The guys laughed once again as the atmosphere around our table began to regulate, return somewhat to normal.

I waved him off, rolling my eyes. “Don’t even go there man, you get put in the hospital for having your heart stop in your chest you don’t ever want to think about it again. You don’t give a damn if Pam Anderson was your freaking nurse. So, about the game. Did we win or what? No one would tell me while I was in, they all claimed they didn’t know.”

All three of them shifted their gaze to anywhere in the room that wasn’t me, I could hear the rustling of their clothes as they shifted uncomfortably in their seats.

I pinched the bridge of my nose between my fingers, feeling the beginnings of a headache coming on already. It was not going to be a pleasant day.

“We lost, huh. That’s just great, no wonder you guys looked at me like you didn’t know me when I showed up.” I stood, grabbing my bag. “Listen, for what it’s worth, I’m sorry I let you guys down, the team down.

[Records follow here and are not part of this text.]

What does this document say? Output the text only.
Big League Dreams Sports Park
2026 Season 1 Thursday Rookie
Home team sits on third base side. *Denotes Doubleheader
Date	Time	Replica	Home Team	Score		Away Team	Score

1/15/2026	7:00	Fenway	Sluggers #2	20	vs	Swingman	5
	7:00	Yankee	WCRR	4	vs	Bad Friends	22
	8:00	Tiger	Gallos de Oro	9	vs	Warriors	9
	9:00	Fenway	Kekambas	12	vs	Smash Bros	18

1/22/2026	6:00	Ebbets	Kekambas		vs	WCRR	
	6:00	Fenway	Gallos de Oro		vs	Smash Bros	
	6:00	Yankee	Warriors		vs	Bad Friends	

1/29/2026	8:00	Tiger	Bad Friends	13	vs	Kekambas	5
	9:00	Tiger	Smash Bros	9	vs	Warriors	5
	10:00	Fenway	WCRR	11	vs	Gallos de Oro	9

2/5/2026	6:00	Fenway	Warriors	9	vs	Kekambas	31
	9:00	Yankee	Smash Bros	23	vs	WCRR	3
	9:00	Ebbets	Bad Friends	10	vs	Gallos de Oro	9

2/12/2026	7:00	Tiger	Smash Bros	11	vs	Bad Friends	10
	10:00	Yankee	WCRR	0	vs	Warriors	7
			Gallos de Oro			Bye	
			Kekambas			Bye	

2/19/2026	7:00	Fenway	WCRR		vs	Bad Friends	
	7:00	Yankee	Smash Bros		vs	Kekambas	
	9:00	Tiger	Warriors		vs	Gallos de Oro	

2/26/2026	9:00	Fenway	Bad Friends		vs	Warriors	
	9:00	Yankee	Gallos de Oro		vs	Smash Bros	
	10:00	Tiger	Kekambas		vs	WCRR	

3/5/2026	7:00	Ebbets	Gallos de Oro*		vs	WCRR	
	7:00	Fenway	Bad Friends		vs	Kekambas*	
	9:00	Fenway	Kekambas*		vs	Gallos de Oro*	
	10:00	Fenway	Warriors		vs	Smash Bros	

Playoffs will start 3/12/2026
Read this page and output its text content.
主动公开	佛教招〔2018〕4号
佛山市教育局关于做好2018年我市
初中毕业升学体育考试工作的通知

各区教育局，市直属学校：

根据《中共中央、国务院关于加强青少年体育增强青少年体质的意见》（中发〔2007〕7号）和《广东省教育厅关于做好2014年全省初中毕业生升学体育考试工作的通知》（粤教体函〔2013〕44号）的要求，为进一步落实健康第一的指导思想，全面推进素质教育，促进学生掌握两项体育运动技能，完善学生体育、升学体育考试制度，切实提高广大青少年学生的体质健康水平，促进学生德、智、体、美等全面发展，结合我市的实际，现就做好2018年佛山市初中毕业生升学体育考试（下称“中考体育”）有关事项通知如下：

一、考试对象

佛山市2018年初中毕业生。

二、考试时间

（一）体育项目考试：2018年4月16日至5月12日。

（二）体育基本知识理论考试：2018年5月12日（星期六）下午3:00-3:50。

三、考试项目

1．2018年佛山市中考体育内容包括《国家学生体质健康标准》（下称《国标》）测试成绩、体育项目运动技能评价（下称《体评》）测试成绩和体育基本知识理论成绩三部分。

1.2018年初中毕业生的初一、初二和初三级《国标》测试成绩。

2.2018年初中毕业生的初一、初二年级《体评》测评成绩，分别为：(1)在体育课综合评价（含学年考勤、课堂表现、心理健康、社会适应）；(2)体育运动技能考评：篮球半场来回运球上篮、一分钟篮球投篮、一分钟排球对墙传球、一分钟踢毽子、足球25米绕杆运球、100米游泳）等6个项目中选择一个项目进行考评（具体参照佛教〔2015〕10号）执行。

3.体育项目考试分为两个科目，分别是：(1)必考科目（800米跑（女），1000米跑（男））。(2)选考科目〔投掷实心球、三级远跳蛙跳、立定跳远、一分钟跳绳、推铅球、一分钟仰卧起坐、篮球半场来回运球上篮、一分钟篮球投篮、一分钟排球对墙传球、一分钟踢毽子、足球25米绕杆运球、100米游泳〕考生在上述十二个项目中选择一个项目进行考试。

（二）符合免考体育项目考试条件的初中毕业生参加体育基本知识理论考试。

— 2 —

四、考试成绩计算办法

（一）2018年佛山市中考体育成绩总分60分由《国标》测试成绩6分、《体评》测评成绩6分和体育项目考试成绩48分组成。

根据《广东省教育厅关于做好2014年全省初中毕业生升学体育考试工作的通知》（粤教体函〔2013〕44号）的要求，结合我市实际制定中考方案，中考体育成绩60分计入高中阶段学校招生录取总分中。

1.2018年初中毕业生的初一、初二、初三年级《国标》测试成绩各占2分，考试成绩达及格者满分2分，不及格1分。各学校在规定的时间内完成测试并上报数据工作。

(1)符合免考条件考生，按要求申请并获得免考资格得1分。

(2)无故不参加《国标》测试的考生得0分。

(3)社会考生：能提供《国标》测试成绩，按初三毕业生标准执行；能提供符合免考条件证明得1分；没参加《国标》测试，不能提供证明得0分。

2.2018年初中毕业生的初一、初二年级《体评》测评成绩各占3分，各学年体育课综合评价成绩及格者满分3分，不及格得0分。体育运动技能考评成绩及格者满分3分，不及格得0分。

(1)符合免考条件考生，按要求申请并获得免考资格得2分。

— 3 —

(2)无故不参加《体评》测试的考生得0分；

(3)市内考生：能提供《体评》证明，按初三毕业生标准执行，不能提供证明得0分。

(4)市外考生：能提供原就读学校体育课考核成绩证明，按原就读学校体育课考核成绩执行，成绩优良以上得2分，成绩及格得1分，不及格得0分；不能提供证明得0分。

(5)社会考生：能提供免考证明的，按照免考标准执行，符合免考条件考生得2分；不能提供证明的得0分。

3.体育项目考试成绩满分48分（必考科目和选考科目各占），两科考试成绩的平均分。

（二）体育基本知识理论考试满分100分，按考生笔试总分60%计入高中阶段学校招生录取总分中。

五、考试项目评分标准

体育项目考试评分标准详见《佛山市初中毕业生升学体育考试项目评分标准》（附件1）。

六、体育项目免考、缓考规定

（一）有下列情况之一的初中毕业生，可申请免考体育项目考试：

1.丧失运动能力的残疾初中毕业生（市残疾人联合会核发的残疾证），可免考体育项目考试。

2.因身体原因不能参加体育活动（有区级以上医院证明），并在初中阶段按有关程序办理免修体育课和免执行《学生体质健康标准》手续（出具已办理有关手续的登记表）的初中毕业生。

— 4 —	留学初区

I’m sorry I fucked up.”

Austin shot me a half-pitying look. “Come on Riggs, you know we don’t blame you. We lost, and it wasn’t your fault. We had time for one more play, but after we saw you get taken off the field like that, when they said you might die, not one of us had the energy to run that ball into the end zone. You burned yourself out for us man, almost killed yourself for us. Not one guy on the team doesn’t love you like a brother.”

“I can think of one who doesn’t,” I said stoically, letting my gaze settle on a table in the distance where Amy Medlen was sitting with a former member of my crew. One Josh Lexon, good guy, ex-best friend, lineman. Amy’s boyfriend.

“Shoulda finished what I started,” I concluded before turning and walking quickly from the cafeteria.